Après paiement de 920 millions de dollars pour l’achat de cette raffinerie, acquise le 1er décembre 2018, cette dernière a présenté un bilan fiscal 2018 présentant une dette commerciale et actionnaire de 850 millions d’Euros.
Qui gère la SRI? SPIC Bv ( Sonatrach petroleum investment company) basée à Amsterdam, hollande est l’actionnaire principal , SPIC Bv a acheté la raffinerie qui a elle-même créé la SRI dont le siège est à Milan. SPIC Bv a contracté des prêts auprès des filiales de SH à l’étranger pour assurer le fonds de roulement vu que la SRI s’est retrouvé avec zéro (0) euros pour faire tourner la raffinerie et payer les employés. Curieusement l’actionnaire principal SPIC bv était dirigé par un ancien directeur alors que la SRI était gérée par un Vice-président, selon la même source.
Salle Omnisports ??!!!
Contrairement à ce qui est colporté aussi, Sonatrach n’a pas réalisé ou participé au financement d’une salle omnisports à Augusta.
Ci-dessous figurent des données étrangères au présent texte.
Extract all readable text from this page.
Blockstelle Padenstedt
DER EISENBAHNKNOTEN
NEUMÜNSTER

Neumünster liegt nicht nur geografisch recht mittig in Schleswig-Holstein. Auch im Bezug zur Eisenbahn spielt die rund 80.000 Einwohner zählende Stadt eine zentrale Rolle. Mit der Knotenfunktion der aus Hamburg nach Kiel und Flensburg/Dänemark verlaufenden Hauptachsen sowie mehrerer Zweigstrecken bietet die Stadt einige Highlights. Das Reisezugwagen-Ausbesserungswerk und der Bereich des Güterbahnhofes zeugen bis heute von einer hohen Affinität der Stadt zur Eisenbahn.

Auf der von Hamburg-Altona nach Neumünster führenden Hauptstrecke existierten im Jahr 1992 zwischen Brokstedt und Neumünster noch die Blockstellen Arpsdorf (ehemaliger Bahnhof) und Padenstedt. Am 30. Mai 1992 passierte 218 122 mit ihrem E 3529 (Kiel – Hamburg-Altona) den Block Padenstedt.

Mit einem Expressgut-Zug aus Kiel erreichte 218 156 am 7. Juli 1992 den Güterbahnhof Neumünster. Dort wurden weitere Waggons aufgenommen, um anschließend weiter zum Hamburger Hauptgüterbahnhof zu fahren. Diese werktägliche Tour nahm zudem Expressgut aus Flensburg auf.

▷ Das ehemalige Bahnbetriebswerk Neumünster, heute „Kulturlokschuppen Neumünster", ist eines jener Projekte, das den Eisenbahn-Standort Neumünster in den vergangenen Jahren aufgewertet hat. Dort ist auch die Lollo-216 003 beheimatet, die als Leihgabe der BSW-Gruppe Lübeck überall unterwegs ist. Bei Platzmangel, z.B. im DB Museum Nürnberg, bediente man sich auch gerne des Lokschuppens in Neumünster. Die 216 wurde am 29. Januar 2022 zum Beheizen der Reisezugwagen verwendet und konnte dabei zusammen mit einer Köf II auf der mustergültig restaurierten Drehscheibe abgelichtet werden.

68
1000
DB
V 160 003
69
En revanche, Sonatrach Raffineria Italiana (SRI) en tant que société citoyenne a aidé la mairie de Syracuse pour le forage d’un puits d’eau en plus de quelques aides minimes en faveur de l’environnement ainsi que des aides durant la pandémie Covid, mais jamais elle n’a financé de salle omnisports, a souligné ce responsable.
Ce n’est pas fini : Augusta a conclu un accord exclusif de livraison d’huiles pendant 10 ans. Il stipule que la compagnie américaine a un droit de regard sur la qualité du brut utilisé ainsi que tout le processus de fabrication des huiles fabriquées par la raffinerie. Exxon se réserve le droit d’arrêter le processus si les procédures et les normes de fabrication ne sont pas respectées. Inédit!
Lire aussi: Les dessous de “l’affaire Augusta”: De quoi Ould Kaddour est-il accusé ?
Last but not the least : La raffinerie d’Augusta ne compte parmi ses salariés qu’un seul Algérien, le directeur financier en l’occurrence. Tout le reste du personnel est italien. L’industrie pétrolière appartenant à des compagnies étrangères sur place emploient des salariés de leur pays d’origine notamment aux postes de management. C’est le cas par exemple pour la russe Lukoil, la sud-africaine Sasol et autre universalis….
Même en maintenant le personnel italien, évitant ainsi une crise sociale à la municipalité, les douanes ont imposé un cautionnement de 180 millions d’euros à la raffinerie en plus des délais de recouvrement de la TVA fixés à huit mois. Cela représente une somme de 320 millions d’euros qui pourraient alléger le poids de la dette.
Pour le moment, les Douanes italiennes font la sourde oreille en dépit des sollicitations publiques de l’ambassadeur d’Algérie à Rome Abdelkrim Touahria, formulées aux responsables locaux de la commune de Syracuse.